Ultra-performance liquid chromatography coupled with quadrupole time-of-flight mass spectrometry for rapid analysis of the metabolites of morroniside produced by human intestinal bacteria

• Different pure bacteria from human feces were isolated to metabolize morroniside.
• UPLC–Q-TOF-MS was used for identification of morroniside metabolites.
• Morroniside was metabolized to be its aglycone (M1), dehydroxylated aglycone (M2) and methylated aglycone (M3).
• The metabolites and proposed metabolic pathways of morroniside by human intestinal bacteria were all firstly investigated.

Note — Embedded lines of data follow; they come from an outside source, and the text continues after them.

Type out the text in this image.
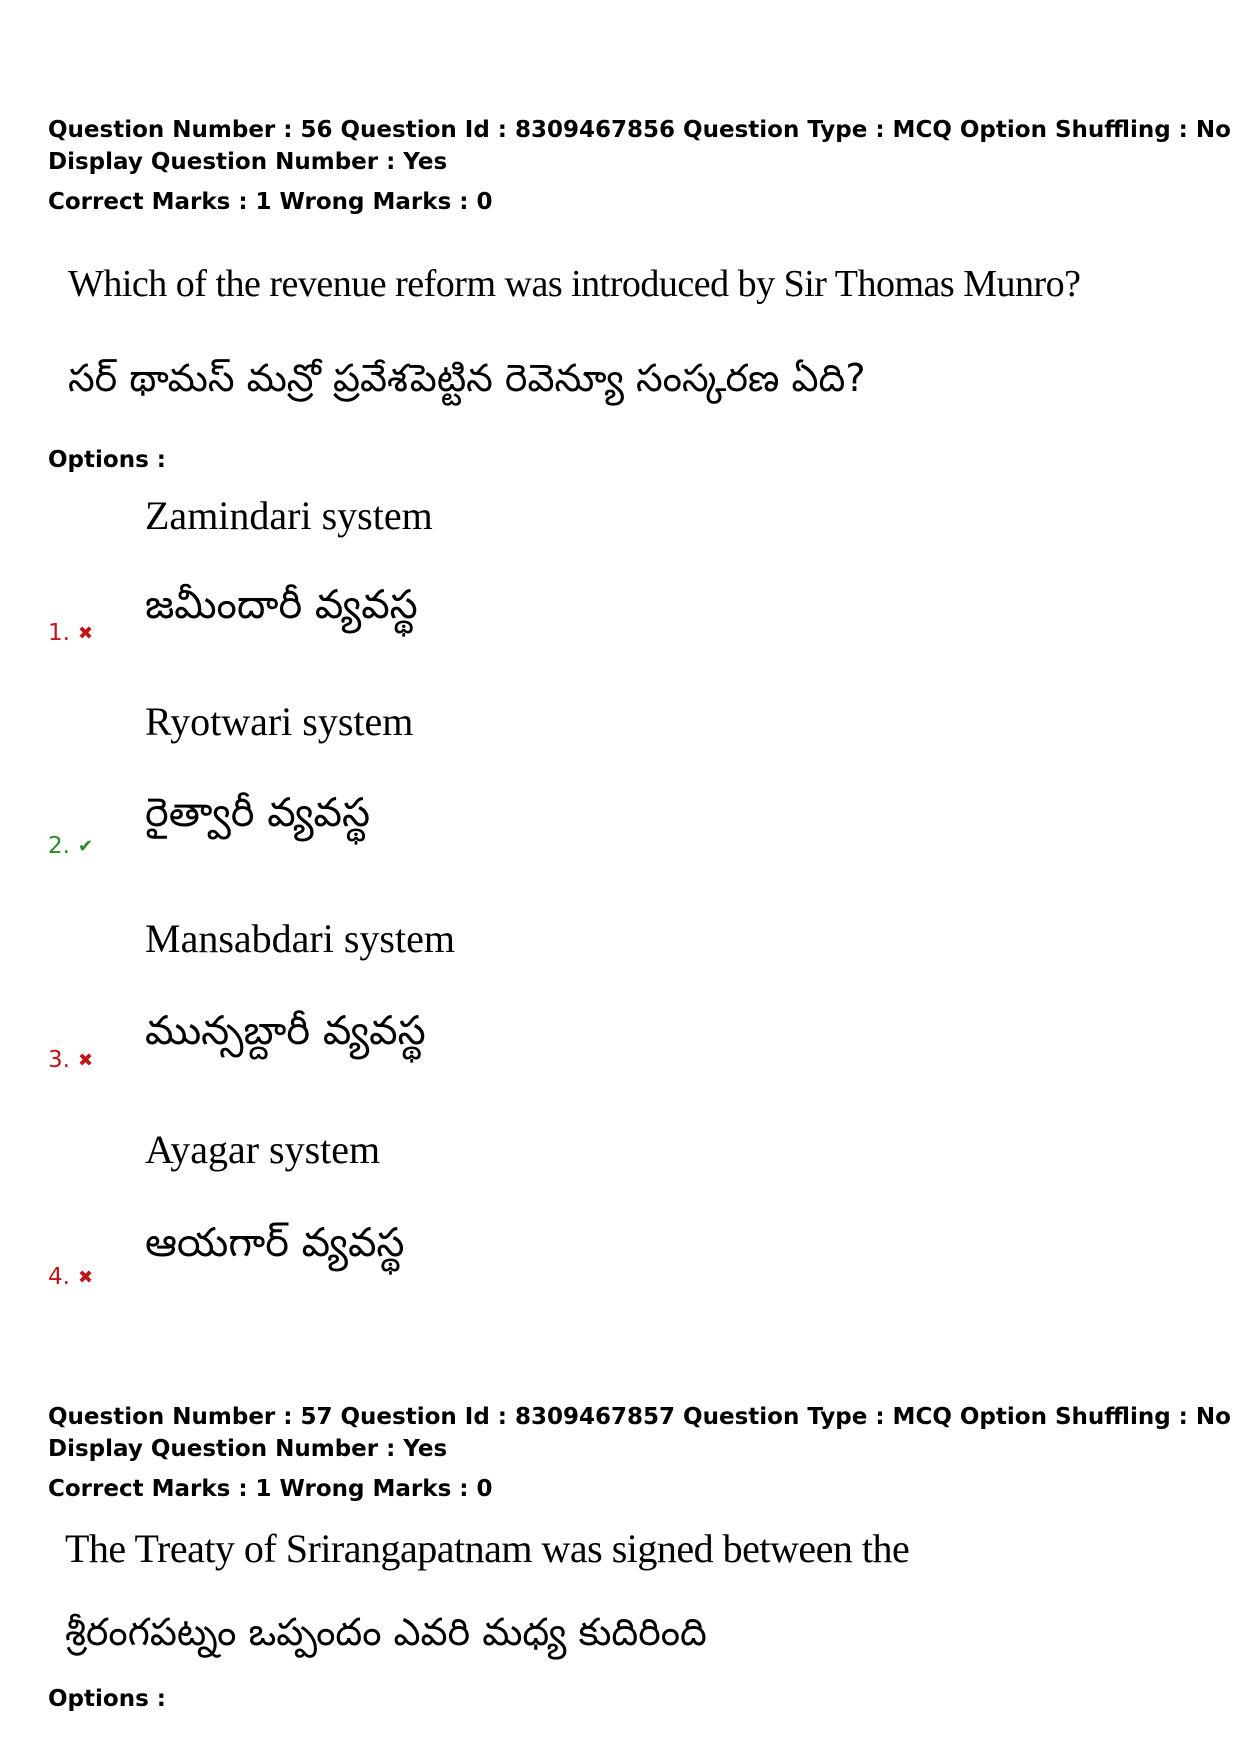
Question Number : 56 Question Id : 8309467856 Question Type : MCQ Option Shuffling : No
Display Question Number : Yes
Correct Marks : 1 Wrong Marks : 0
Which of the revenue reform was introduced by Sir Thomas Munro?
సర్ థామస్ మన్రో ప్రవేశపెట్టిన రెవెన్యూ సంస్కరణ ఏది?
Options :
Zamindari system
జమీందారీ వ్యవస్థ
1. ✖
Ryotwari system
రైత్వారీ వ్యవస్థ
2. ✔
Mansabdari system
మున్సబ్దారీ వ్యవస్థ
3. ✖
Ayagar system
ఆయగార్ వ్యవస్థ
4. ✖
Question Number : 57 Question Id : 8309467857 Question Type : MCQ Option Shuffling : No
Display Question Number : Yes
Correct Marks : 1 Wrong Marks : 0
The Treaty of Srirangapatnam was signed between the
శ్రీరంగపట్నం ఒప్పందం ఎవరి మధ్య కుదిరింది
Options :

Morroniside, the most abundant iridoid glycoside in the valuable traditional Chinese medicine Fructus Corni, exhibits various pharmacological activities and biological effects. Intestinal flora plays an important role in the metabolism of drug compounds, which might lead to the variation of ethnopharmacological profile of the medicine. However, little is known of the interactions of the morroniside with human intestinal bacteria. In this study, different pure bacteria were isolated from human feces and their capability to convert morroniside were investigated. The metabolites of morroniside were analyzed by ultra high performance liquid chromatography/quadrupole-time-of-flight mass spectrometry (UHPLC–Q-TOF-MS) technique using Metabolynx™ software. Parent compound and three metabolites were detected and tentatively identified based on the characteristics of their protonated ions. The parent is proposed to be metabolized by three main metabolic pathways including deglycosylation, dehydroxylation and methylation. Morroniside was firstly metabolized to its aglycone (M1), and then was further converted to dehydroxylated aglycone (M2) and methylated aglycone (M3). This is the first report of the metabolism of morroniside by human intestinal bacteria. These metabolites might influence the biological activities of morroniside in vivo, which could affect the clinical effects of medicines. Thus, the study on the metabolism of morroniside by human intestinal bacteria is very helpful to unravel how traditional medicines work.